Строгое лицо Луиджии проникает в поле моего зрения и становится всем, что я вижу, когда она наклоняется ко мне.
– Ты провела достаточно времени в этом доме, чтобы знать, что у здешних стен есть уши, юная леди. Так что будь осторожна в своих словах. И если ты не будешь вести себя так, как подобает, мадам, никто не будет относиться к тебе подобным образом.
От этого предупреждающего тона мои плечи напряглись, и я села прямо.
– Все произошло слишком быстро.
Я снова потираю лицо, чувствуя усталость, хотя еще нет и девяти утра.
– Но все уже случилось. Привыкай к этому. И тебе лучше привыкнуть к этому до того, как закончится ваше изгнание.
– Изгнание?
Я встаю и смотрю на Луиджию, нахмурив брови.
– Разве Тициано не сказал тебе?
– Похоже, мой муж очень торопился избавиться от меня, Луиджия. На светские беседы не было времени.
– Мадам!
– У моего мужа вероятно сегодня напряженный день, Луиджия. К сожалению, у нас еще не было возможности поговорить.
– Лучше, – похвалила она, несмотря на развратный тон, которым я поправила себя. – Вы не сможете посещать семейные ужины и любые мероприятия Саграды до дальнейшего уведомления.
Я отворачиваюсь, моргая. Сухой смех застревает в горле.
Мы под домашним арестом? Это все синьора Анна?

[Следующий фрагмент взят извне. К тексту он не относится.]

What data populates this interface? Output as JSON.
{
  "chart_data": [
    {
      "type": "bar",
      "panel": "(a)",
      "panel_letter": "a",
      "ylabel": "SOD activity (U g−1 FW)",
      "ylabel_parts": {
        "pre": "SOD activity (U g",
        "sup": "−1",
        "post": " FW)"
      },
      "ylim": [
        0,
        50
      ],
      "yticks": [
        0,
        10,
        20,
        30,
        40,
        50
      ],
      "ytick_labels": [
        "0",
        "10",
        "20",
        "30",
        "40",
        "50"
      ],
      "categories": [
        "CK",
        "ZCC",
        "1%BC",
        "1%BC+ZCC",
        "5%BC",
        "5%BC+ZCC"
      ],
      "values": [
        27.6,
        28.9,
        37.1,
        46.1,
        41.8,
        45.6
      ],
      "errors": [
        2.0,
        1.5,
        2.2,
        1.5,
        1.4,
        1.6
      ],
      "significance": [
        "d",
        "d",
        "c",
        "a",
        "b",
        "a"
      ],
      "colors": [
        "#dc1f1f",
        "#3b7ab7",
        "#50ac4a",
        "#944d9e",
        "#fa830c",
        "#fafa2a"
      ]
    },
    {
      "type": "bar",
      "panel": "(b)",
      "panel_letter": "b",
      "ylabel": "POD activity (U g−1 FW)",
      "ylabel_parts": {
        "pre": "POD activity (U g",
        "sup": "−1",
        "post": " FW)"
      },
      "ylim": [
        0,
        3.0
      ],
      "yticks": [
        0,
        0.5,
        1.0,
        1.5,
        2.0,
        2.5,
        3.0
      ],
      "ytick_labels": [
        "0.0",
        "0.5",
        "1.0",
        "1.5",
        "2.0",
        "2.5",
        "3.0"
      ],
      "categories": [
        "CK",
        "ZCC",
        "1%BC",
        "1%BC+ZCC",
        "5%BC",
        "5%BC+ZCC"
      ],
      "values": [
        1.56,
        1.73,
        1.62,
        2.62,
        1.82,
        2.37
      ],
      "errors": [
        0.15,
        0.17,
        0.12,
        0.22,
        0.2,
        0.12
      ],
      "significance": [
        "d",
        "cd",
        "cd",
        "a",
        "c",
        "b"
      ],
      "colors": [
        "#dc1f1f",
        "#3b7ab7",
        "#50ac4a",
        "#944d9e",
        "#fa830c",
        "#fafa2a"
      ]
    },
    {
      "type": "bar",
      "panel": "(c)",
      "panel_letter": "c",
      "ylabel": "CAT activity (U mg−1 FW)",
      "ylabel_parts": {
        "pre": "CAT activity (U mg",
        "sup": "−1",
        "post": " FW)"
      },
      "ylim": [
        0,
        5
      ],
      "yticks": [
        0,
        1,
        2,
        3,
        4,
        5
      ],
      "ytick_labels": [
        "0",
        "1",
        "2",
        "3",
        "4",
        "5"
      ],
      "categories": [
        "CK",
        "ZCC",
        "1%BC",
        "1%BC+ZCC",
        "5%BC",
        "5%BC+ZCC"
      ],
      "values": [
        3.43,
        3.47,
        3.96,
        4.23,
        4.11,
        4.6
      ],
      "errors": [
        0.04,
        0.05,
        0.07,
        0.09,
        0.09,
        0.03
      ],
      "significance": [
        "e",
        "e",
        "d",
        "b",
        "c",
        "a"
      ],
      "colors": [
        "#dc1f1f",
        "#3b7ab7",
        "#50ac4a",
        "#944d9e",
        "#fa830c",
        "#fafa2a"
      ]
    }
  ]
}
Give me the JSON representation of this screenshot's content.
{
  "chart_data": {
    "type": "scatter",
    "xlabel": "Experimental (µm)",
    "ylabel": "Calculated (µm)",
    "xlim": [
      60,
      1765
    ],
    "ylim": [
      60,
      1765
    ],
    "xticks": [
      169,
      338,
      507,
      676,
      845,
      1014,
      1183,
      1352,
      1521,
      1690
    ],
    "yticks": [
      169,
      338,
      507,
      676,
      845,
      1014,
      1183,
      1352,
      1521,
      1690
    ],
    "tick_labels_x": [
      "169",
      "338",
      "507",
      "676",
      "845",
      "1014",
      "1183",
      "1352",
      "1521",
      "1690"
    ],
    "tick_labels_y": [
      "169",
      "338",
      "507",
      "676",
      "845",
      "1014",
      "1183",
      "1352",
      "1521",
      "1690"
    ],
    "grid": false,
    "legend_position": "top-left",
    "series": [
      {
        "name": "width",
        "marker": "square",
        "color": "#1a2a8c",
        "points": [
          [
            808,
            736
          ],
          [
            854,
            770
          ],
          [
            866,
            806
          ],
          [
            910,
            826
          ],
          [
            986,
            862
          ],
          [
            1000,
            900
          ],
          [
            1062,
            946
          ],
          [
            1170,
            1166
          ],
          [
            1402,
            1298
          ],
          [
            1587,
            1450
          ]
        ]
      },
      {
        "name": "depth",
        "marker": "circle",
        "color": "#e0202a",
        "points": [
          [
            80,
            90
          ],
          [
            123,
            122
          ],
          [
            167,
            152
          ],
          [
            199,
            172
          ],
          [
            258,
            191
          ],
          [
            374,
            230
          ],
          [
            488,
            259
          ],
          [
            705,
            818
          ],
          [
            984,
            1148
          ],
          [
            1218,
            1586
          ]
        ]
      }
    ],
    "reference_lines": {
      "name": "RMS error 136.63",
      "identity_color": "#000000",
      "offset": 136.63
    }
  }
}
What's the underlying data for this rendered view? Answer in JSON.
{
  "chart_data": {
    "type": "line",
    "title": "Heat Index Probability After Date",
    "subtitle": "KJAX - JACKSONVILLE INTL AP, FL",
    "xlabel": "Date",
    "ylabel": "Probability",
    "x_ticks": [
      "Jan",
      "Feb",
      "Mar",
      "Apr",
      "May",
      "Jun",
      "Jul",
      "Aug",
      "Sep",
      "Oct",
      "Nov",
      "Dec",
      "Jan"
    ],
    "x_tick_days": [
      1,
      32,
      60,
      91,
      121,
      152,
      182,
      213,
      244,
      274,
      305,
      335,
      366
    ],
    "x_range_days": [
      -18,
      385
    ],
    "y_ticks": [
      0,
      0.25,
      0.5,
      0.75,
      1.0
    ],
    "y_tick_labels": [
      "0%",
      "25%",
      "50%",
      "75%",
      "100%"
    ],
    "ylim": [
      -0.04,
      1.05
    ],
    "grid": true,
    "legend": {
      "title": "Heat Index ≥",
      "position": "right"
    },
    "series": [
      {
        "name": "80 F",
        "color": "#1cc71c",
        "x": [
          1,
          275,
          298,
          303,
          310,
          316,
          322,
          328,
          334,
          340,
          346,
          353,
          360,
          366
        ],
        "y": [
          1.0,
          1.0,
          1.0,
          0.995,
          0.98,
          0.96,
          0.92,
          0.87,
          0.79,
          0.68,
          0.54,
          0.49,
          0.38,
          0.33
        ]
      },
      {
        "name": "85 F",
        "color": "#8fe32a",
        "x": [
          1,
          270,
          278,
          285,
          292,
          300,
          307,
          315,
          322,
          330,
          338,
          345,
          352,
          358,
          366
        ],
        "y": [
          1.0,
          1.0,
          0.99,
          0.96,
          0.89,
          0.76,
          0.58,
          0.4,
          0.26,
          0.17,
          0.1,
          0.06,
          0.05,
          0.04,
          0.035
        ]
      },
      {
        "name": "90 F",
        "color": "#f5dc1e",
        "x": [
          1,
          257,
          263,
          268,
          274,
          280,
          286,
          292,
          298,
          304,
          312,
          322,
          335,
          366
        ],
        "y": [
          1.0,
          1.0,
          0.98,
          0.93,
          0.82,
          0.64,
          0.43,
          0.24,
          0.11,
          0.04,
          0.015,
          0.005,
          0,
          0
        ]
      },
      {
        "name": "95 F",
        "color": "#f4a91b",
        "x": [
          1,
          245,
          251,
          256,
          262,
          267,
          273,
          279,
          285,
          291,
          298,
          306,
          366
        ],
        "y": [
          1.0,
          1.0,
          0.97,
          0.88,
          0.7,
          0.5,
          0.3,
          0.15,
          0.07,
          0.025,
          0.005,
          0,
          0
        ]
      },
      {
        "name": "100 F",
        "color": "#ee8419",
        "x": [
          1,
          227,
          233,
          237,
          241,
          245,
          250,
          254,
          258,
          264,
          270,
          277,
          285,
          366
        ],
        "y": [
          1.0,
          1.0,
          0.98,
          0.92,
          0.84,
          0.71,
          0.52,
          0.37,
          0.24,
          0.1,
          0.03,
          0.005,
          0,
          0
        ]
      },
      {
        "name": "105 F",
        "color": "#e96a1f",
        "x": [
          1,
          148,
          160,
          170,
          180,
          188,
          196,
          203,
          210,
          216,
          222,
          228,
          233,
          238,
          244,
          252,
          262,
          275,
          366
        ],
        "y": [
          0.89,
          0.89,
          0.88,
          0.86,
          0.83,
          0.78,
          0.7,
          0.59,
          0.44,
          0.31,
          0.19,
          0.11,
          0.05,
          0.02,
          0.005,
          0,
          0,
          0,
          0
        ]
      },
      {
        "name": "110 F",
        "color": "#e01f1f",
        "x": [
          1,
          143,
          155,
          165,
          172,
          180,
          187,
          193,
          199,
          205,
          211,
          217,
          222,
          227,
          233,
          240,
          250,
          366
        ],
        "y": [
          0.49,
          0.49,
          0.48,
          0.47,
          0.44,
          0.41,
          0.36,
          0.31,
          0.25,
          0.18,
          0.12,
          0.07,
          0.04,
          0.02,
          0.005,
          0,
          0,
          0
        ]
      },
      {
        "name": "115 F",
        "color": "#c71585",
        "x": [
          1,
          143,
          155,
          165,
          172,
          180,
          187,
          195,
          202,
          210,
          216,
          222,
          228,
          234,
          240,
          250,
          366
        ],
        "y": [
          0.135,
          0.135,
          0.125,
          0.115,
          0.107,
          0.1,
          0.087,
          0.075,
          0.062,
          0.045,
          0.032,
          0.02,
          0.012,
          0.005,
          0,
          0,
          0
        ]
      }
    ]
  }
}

Не то чтобы я действительно расстроилась, что мне не придется иметь с ней дело в ближайшее время, эта женщина ненавидит меня и наверняка отравит при первой же возможности. Быть вдали от нее, значит быть в безопасности. Но как долго она намерена меня прятать? Пока Тициано не овдовеет и не сможет заключить брак, которым она будет гордиться?
– Изгнание – я повторяю это слово.
– Временно.
– Могу я видеть Габриэллу?
– Да, на это нет никаких запретов. Даже если ты выйдешь куда-нибудь, ну, не знаю, за покупками, может быть, – отвечает она, и последнее предложение сопровождается взглядом на мое простое платье. – Из-за стремительности событий у нас не было времени оформить новые документы и банковский счет, но заместитель босса распорядился, чтобы ты пользовалась этой временной картой. Средства будут перечисляться с общего счета дома.
– Луиджия протягивает мне папку, которую держала в руках. – В ней также находится копия твоего свидетельства о браке. Твоя мать попросила о встрече с тобой. Она ждет ответа.
Я снова отворачиваю голову, моргая еще сильнее, чем в первый раз. Очень много информации. Тициано, сам устроил, чтобы у меня была карточка? Он вообще о чем-то договаривался?
Я удивлена этой новостью.
– Она спрашивает?
– Она спросила, синьора, – Луиджия делает ударение на втором слове, и у меня в горле вырывается искренний смех, потому что я уверена, что такого развития событий мама не ожидала. – Не нужно торопиться с ответом. Когда захочешь дать ответ, просто сообщи об этом Анализе.